Model-based iterative reconstruction (MBIR) is a powerful technique for solving ill-posed inverse problems. Compared with direct methods, it can provide better estimates from noisy measurements and from incomplete data, at the cost of much longer computation time. In this work, we focus on accelerating and applying MBIR for solving reconstruction problems, including X-ray computed tomography (CT) image reconstruction and light field reconstruction, using variable splitting based on the augmented Lagrangian (AL) methods. For X-ray CT image reconstruction, we combine the AL method and ordered subsets (OS), a well-known technique in the medical imaging literature for accelerating tomographic reconstruction, by considering a linearized variant of the AL method and propose a fast splitting-based ordered-subset algorithm, OS-LALM, for solving X-ray CT image reconstruction problems with penalized weighted least-squares (PWLS) criterion.
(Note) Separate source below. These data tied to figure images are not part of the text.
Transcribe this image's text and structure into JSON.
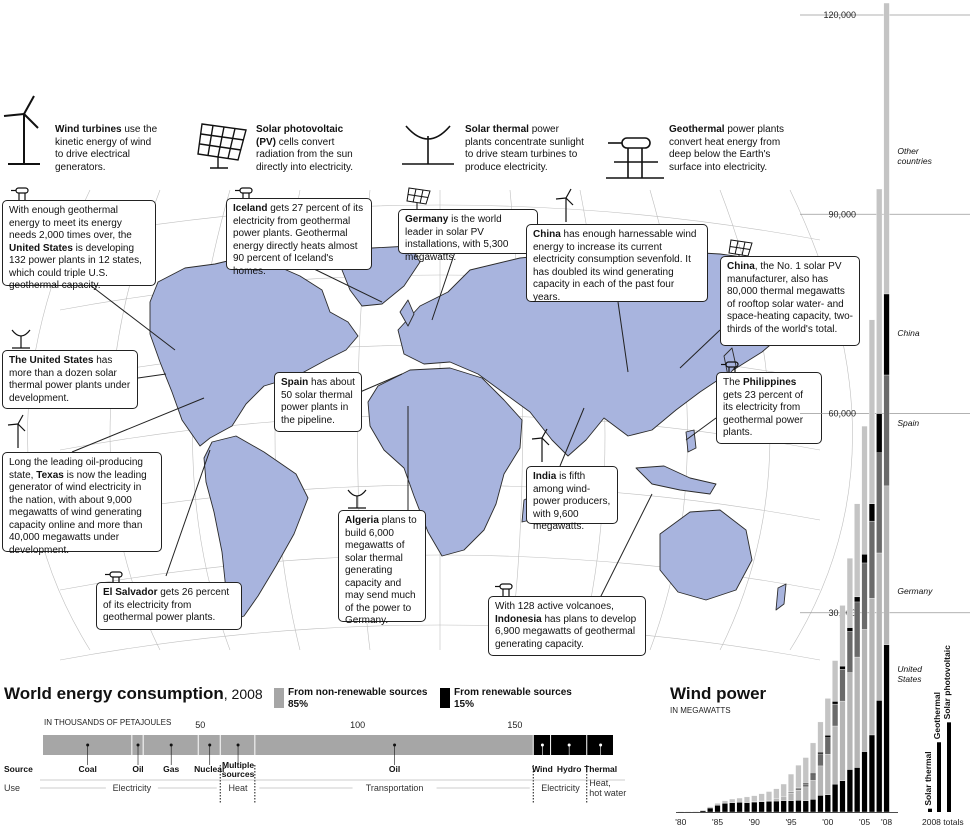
{
  "technologies": {
    "wind": {
      "name": "Wind turbines",
      "text": " use the kinetic energy of wind to drive electrical generators.",
      "icon": "wind-turbine-icon"
    },
    "pv": {
      "name": "Solar photovoltaic (PV)",
      "text": " cells convert radiation from the sun directly into electricity.",
      "icon": "solar-panel-icon"
    },
    "thermal": {
      "name": "Solar thermal",
      "text": " power plants concentrate sunlight to drive steam turbines to produce electricity.",
      "icon": "solar-dish-icon"
    },
    "geo": {
      "name": "Geothermal",
      "text": " power plants convert heat energy from deep below the Earth's surface into electricity.",
      "icon": "geothermal-pipe-icon"
    }
  },
  "callouts": {
    "us_geo": {
      "pre": "With enough geothermal energy to meet its energy needs 2,000 times over, the ",
      "bold": "United States",
      "post": " is developing 132 power plants in 12 states, which could triple U.S. geothermal capacity."
    },
    "iceland": {
      "bold": "Iceland",
      "post": " gets 27 percent of its electricity from geothermal power plants. Geothermal energy directly heats almost 90 percent of Iceland's homes."
    },
    "germany": {
      "bold": "Germany",
      "post": " is the world leader in solar PV installations, with 5,300 megawatts."
    },
    "china_wind": {
      "bold": "China",
      "post": " has enough harnessable wind energy to increase its current electricity consumption sevenfold. It has doubled its wind generating capacity in each of the past four years."
    },
    "china_pv": {
      "bold": "China",
      "post": ", the No. 1 solar PV manufacturer, also has 80,000 thermal megawatts of rooftop solar water- and space-heating capacity, two-thirds of the world's total."
    },
    "us_thermal": {
      "bold": "The United States",
      "post": " has more than a dozen solar thermal power plants under development."
    },
    "spain": {
      "bold": "Spain",
      "post": " has about 50 solar thermal power plants in the pipeline."
    },
    "philippines": {
      "pre": "The ",
      "bold": "Philippines",
      "post": " gets 23 percent of its electricity from geothermal power plants."
    },
    "texas": {
      "pre": "Long the leading oil-producing state, ",
      "bold": "Texas",
      "post": " is now the leading generator of wind electricity in the nation, with about 9,000 megawatts of wind generating capacity online and more than 40,000 megawatts under development."
    },
    "india": {
      "bold": "India",
      "post": " is fifth among wind-power producers, with 9,600 megawatts."
    },
    "algeria": {
      "bold": "Algeria",
      "post": " plans to build 6,000 megawatts of solar thermal generating capacity and may send much of the power to Germany."
    },
    "elsalvador": {
      "bold": "El Salvador",
      "post": " gets 26 percent of its electricity from geothermal power plants."
    },
    "indonesia": {
      "pre": "With 128 active volcanoes, ",
      "bold": "Indonesia",
      "post": " has plans to develop 6,900 megawatts of geothermal generating capacity."
    }
  },
  "colors": {
    "land": "#a8b4de",
    "nonrenew": "#a6a6a6",
    "renew": "#000000",
    "ocean_grid": "#bfbfbf"
  },
  "chart_data": [
    {
      "type": "bar",
      "title": "World energy consumption",
      "title_year": ", 2008",
      "unit_label": "IN THOUSANDS OF PETAJOULES",
      "ticks": [
        50,
        100,
        150
      ],
      "xlim": [
        0,
        185
      ],
      "legend": {
        "nonrenew": "From non-renewable sources",
        "nonrenew_pct": "85%",
        "renew": "From renewable sources",
        "renew_pct": "15%"
      },
      "row_labels": {
        "source": "Source",
        "use": "Use"
      },
      "segments": [
        {
          "name": "Coal",
          "value": 28.4,
          "renewable": false
        },
        {
          "name": "Oil",
          "value": 3.6,
          "renewable": false
        },
        {
          "name": "Gas",
          "value": 17.5,
          "renewable": false
        },
        {
          "name": "Nuclear",
          "value": 7.0,
          "renewable": false
        },
        {
          "name": "Multiple sources",
          "value": 11.0,
          "renewable": false
        },
        {
          "name": "Oil",
          "value": 88.5,
          "renewable": false
        },
        {
          "name": "Wind",
          "value": 5.5,
          "renewable": true
        },
        {
          "name": "Hydro",
          "value": 11.5,
          "renewable": true
        },
        {
          "name": "Thermal",
          "value": 8.5,
          "renewable": true
        }
      ],
      "uses": [
        {
          "name": "Electricity",
          "start": 0,
          "end": 56.5
        },
        {
          "name": "Heat",
          "start": 56.5,
          "end": 67.5
        },
        {
          "name": "Transportation",
          "start": 67.5,
          "end": 156
        },
        {
          "name": "Electricity",
          "start": 156,
          "end": 173
        },
        {
          "name": "Heat, hot water",
          "start": 173,
          "end": 181.5
        }
      ]
    },
    {
      "type": "bar",
      "title": "Wind power",
      "unit_label": "IN MEGAWATTS",
      "ylim": [
        0,
        120000
      ],
      "yticks": [
        "30,000",
        "60,000",
        "90,000",
        "120,000"
      ],
      "categories": [
        "'80",
        "'81",
        "'82",
        "'83",
        "'84",
        "'85",
        "'86",
        "'87",
        "'88",
        "'89",
        "'90",
        "'91",
        "'92",
        "'93",
        "'94",
        "'95",
        "'96",
        "'97",
        "'98",
        "'99",
        "'00",
        "'01",
        "'02",
        "'03",
        "'04",
        "'05",
        "'06",
        "'07",
        "'08"
      ],
      "xtick_labels": [
        "'80",
        "'85",
        "'90",
        "'95",
        "'00",
        "'05",
        "'08"
      ],
      "series_labels": [
        "United States",
        "Germany",
        "Spain",
        "China",
        "Other countries"
      ],
      "series": [
        {
          "name": "United States",
          "values": [
            10,
            20,
            50,
            200,
            600,
            1000,
            1300,
            1400,
            1450,
            1450,
            1500,
            1550,
            1600,
            1650,
            1700,
            1700,
            1750,
            1700,
            1900,
            2500,
            2600,
            4200,
            4700,
            6400,
            6700,
            9100,
            11600,
            16800,
            25200
          ]
        },
        {
          "name": "Germany",
          "values": [
            0,
            0,
            0,
            0,
            0,
            0,
            0,
            0,
            0,
            20,
            60,
            110,
            180,
            330,
            640,
            1140,
            1550,
            2080,
            2880,
            4440,
            6100,
            8750,
            12000,
            14600,
            16630,
            18400,
            20600,
            22200,
            23900
          ]
        },
        {
          "name": "Spain",
          "values": [
            0,
            0,
            0,
            0,
            0,
            0,
            0,
            0,
            0,
            0,
            0,
            0,
            0,
            0,
            0,
            150,
            250,
            430,
            830,
            1800,
            2500,
            3300,
            4800,
            6200,
            8300,
            10000,
            11600,
            15100,
            16700
          ]
        },
        {
          "name": "China",
          "values": [
            0,
            0,
            0,
            0,
            0,
            0,
            0,
            0,
            0,
            0,
            0,
            0,
            0,
            0,
            0,
            40,
            80,
            150,
            220,
            260,
            350,
            400,
            470,
            570,
            760,
            1300,
            2600,
            5900,
            12200
          ]
        },
        {
          "name": "Other countries",
          "values": [
            0,
            10,
            40,
            100,
            200,
            300,
            400,
            550,
            650,
            800,
            900,
            1100,
            1300,
            1520,
            1870,
            2680,
            3420,
            3840,
            4570,
            4560,
            5550,
            6150,
            9130,
            10440,
            14010,
            19300,
            27700,
            33800,
            43800
          ]
        }
      ],
      "totals_2008": [
        {
          "name": "Solar thermal",
          "value": 500
        },
        {
          "name": "Geothermal",
          "value": 10500
        },
        {
          "name": "Solar photovoltaic",
          "value": 13500
        }
      ],
      "totals_label": "2008 totals"
    }
  ]
}
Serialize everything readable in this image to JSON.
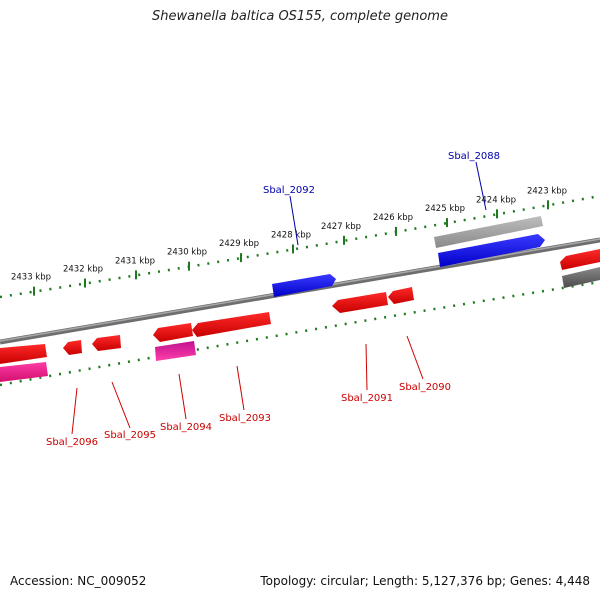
{
  "title": "Shewanella baltica OS155, complete genome",
  "footer": {
    "accession": "Accession: NC_009052",
    "summary": "Topology: circular; Length: 5,127,376 bp; Genes: 4,448"
  },
  "colors": {
    "backbone": "#7a7a7a",
    "ticks": "#1f7a1f",
    "forward_gene": "#1010e0",
    "reverse_gene": "#e01010",
    "pink_gene": "#e8208a",
    "gray_gene": "#a8a8a8",
    "forward_label": "#0000aa",
    "reverse_label": "#cc0000"
  },
  "ticks": [
    {
      "label": "2433 kbp"
    },
    {
      "label": "2432 kbp"
    },
    {
      "label": "2431 kbp"
    },
    {
      "label": "2430 kbp"
    },
    {
      "label": "2429 kbp"
    },
    {
      "label": "2428 kbp"
    },
    {
      "label": "2427 kbp"
    },
    {
      "label": "2426 kbp"
    },
    {
      "label": "2425 kbp"
    },
    {
      "label": "2424 kbp"
    },
    {
      "label": "2423 kbp"
    }
  ],
  "genes": [
    {
      "name": "Sbal_2088",
      "strand": "forward",
      "labeled": true
    },
    {
      "name": "Sbal_2090",
      "strand": "reverse",
      "labeled": true
    },
    {
      "name": "Sbal_2091",
      "strand": "reverse",
      "labeled": true
    },
    {
      "name": "Sbal_2092",
      "strand": "forward",
      "labeled": true
    },
    {
      "name": "Sbal_2093",
      "strand": "reverse",
      "labeled": true
    },
    {
      "name": "Sbal_2094",
      "strand": "reverse",
      "labeled": true
    },
    {
      "name": "Sbal_2095",
      "strand": "reverse",
      "labeled": true
    },
    {
      "name": "Sbal_2096",
      "strand": "reverse",
      "labeled": true
    }
  ]
}
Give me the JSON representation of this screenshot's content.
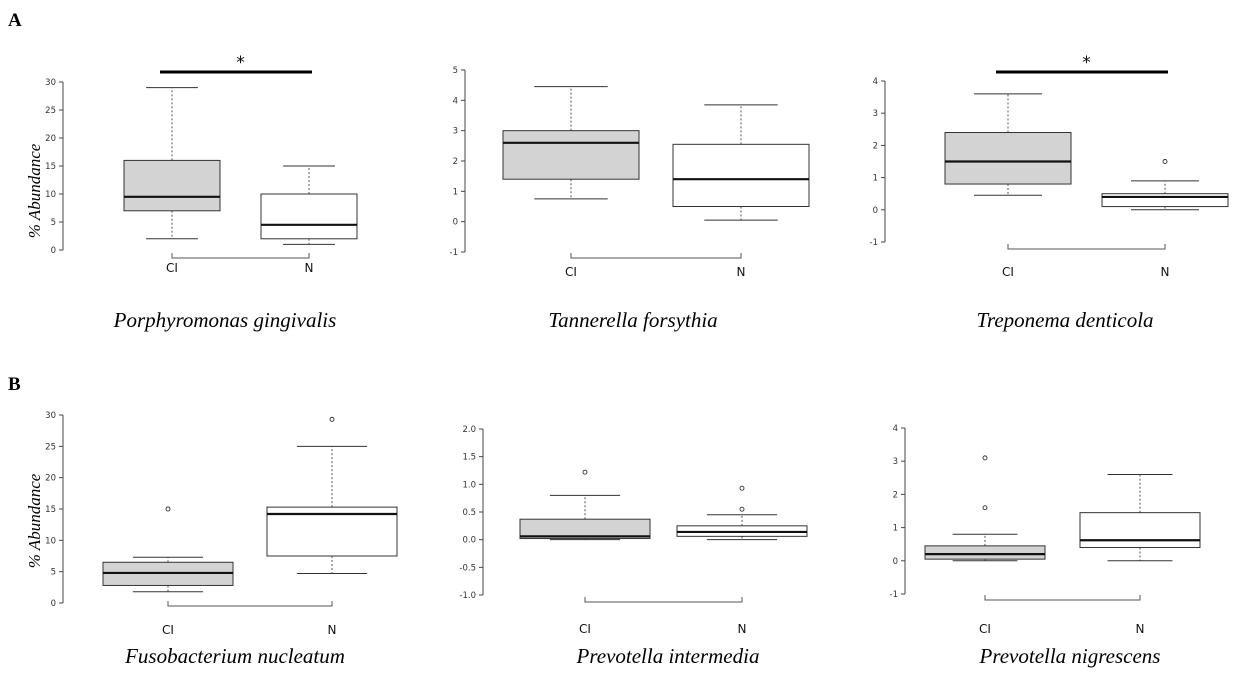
{
  "panels": [
    {
      "letter": "A"
    },
    {
      "letter": "B"
    }
  ],
  "chart_data": [
    {
      "type": "boxplot",
      "panel": "A",
      "title": "Porphyromonas gingivalis",
      "ylabel": "% Abundance",
      "ylim": [
        0,
        30
      ],
      "yticks": [
        "0",
        "5",
        "10",
        "15",
        "20",
        "25",
        "30"
      ],
      "categories": [
        "CI",
        "N"
      ],
      "fills": [
        "#d3d3d3",
        "#ffffff"
      ],
      "significance": "*",
      "boxes": [
        {
          "whisker_low": 2,
          "q1": 7,
          "median": 9.5,
          "q3": 16,
          "whisker_high": 29,
          "outliers": []
        },
        {
          "whisker_low": 1,
          "q1": 2,
          "median": 4.5,
          "q3": 10,
          "whisker_high": 15,
          "outliers": []
        }
      ]
    },
    {
      "type": "boxplot",
      "panel": "A",
      "title": "Tannerella forsythia",
      "ylabel": "",
      "ylim": [
        -1,
        5
      ],
      "yticks": [
        "-1",
        "0",
        "1",
        "2",
        "3",
        "4",
        "5"
      ],
      "categories": [
        "CI",
        "N"
      ],
      "fills": [
        "#d3d3d3",
        "#ffffff"
      ],
      "significance": "",
      "boxes": [
        {
          "whisker_low": 0.75,
          "q1": 1.4,
          "median": 2.6,
          "q3": 3.0,
          "whisker_high": 4.45,
          "outliers": []
        },
        {
          "whisker_low": 0.05,
          "q1": 0.5,
          "median": 1.4,
          "q3": 2.55,
          "whisker_high": 3.85,
          "outliers": []
        }
      ]
    },
    {
      "type": "boxplot",
      "panel": "A",
      "title": "Treponema denticola",
      "ylabel": "",
      "ylim": [
        -1,
        4
      ],
      "yticks": [
        "-1",
        "0",
        "1",
        "2",
        "3",
        "4"
      ],
      "categories": [
        "CI",
        "N"
      ],
      "fills": [
        "#d3d3d3",
        "#ffffff"
      ],
      "significance": "*",
      "boxes": [
        {
          "whisker_low": 0.45,
          "q1": 0.8,
          "median": 1.5,
          "q3": 2.4,
          "whisker_high": 3.6,
          "outliers": []
        },
        {
          "whisker_low": 0.0,
          "q1": 0.1,
          "median": 0.4,
          "q3": 0.5,
          "whisker_high": 0.9,
          "outliers": [
            1.5
          ]
        }
      ]
    },
    {
      "type": "boxplot",
      "panel": "B",
      "title": "Fusobacterium nucleatum",
      "ylabel": "% Abundance",
      "ylim": [
        0,
        30
      ],
      "yticks": [
        "0",
        "5",
        "10",
        "15",
        "20",
        "25",
        "30"
      ],
      "categories": [
        "CI",
        "N"
      ],
      "fills": [
        "#d3d3d3",
        "#ffffff"
      ],
      "significance": "",
      "boxes": [
        {
          "whisker_low": 1.8,
          "q1": 2.8,
          "median": 4.8,
          "q3": 6.5,
          "whisker_high": 7.3,
          "outliers": [
            15
          ]
        },
        {
          "whisker_low": 4.7,
          "q1": 7.5,
          "median": 14.2,
          "q3": 15.3,
          "whisker_high": 25,
          "outliers": [
            29.3
          ]
        }
      ]
    },
    {
      "type": "boxplot",
      "panel": "B",
      "title": "Prevotella intermedia",
      "ylabel": "",
      "ylim": [
        -1,
        2
      ],
      "yticks": [
        "-1.0",
        "-0.5",
        "0.0",
        "0.5",
        "1.0",
        "1.5",
        "2.0"
      ],
      "categories": [
        "CI",
        "N"
      ],
      "fills": [
        "#d3d3d3",
        "#ffffff"
      ],
      "significance": "",
      "boxes": [
        {
          "whisker_low": 0.0,
          "q1": 0.02,
          "median": 0.06,
          "q3": 0.37,
          "whisker_high": 0.8,
          "outliers": [
            1.22
          ]
        },
        {
          "whisker_low": 0.0,
          "q1": 0.06,
          "median": 0.14,
          "q3": 0.25,
          "whisker_high": 0.45,
          "outliers": [
            0.55,
            0.93
          ]
        }
      ]
    },
    {
      "type": "boxplot",
      "panel": "B",
      "title": "Prevotella nigrescens",
      "ylabel": "",
      "ylim": [
        -1,
        4
      ],
      "yticks": [
        "-1",
        "0",
        "1",
        "2",
        "3",
        "4"
      ],
      "categories": [
        "CI",
        "N"
      ],
      "fills": [
        "#d3d3d3",
        "#ffffff"
      ],
      "significance": "",
      "boxes": [
        {
          "whisker_low": 0.0,
          "q1": 0.05,
          "median": 0.2,
          "q3": 0.45,
          "whisker_high": 0.8,
          "outliers": [
            1.6,
            3.1
          ]
        },
        {
          "whisker_low": 0.0,
          "q1": 0.4,
          "median": 0.62,
          "q3": 1.45,
          "whisker_high": 2.6,
          "outliers": []
        }
      ]
    }
  ]
}
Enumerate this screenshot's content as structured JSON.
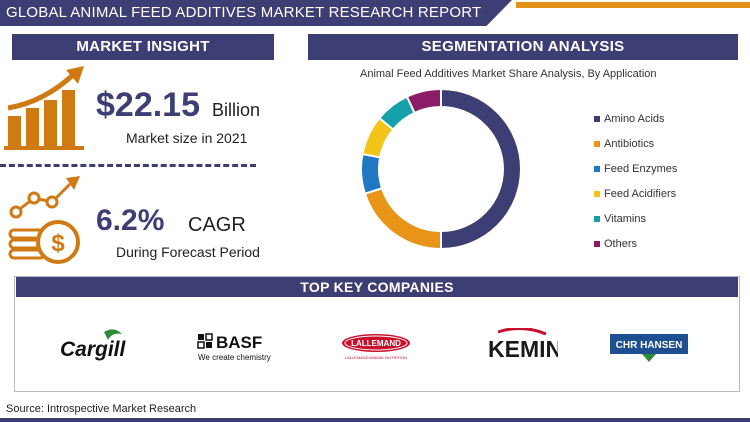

Experimental results show that the proposed algorithm significantly accelerates the convergence of X-ray CT image reconstruction with negligible overhead and greatly reduces the noise-like OS artifacts in the reconstructed image when using many subsets for OS acceleration. For light field reconstruction, considering decomposing the camera imaging process into a linear convolution and a non-linear slicing operations for faster forward projection, we propose to reconstruct light field from a sequence of photos taken with different focus settings, i.e., a focal stack, using an alternating direction method of multipliers (ADMM). To improve the quality of the reconstructed light field, we also propose a signal-independent sparsifying transform by considering the elongated structure of light fields. Flatland simulation results show that our proposed sparse light field prior produces high resolution light field with fine details compared with other existing sparse priors for natural images.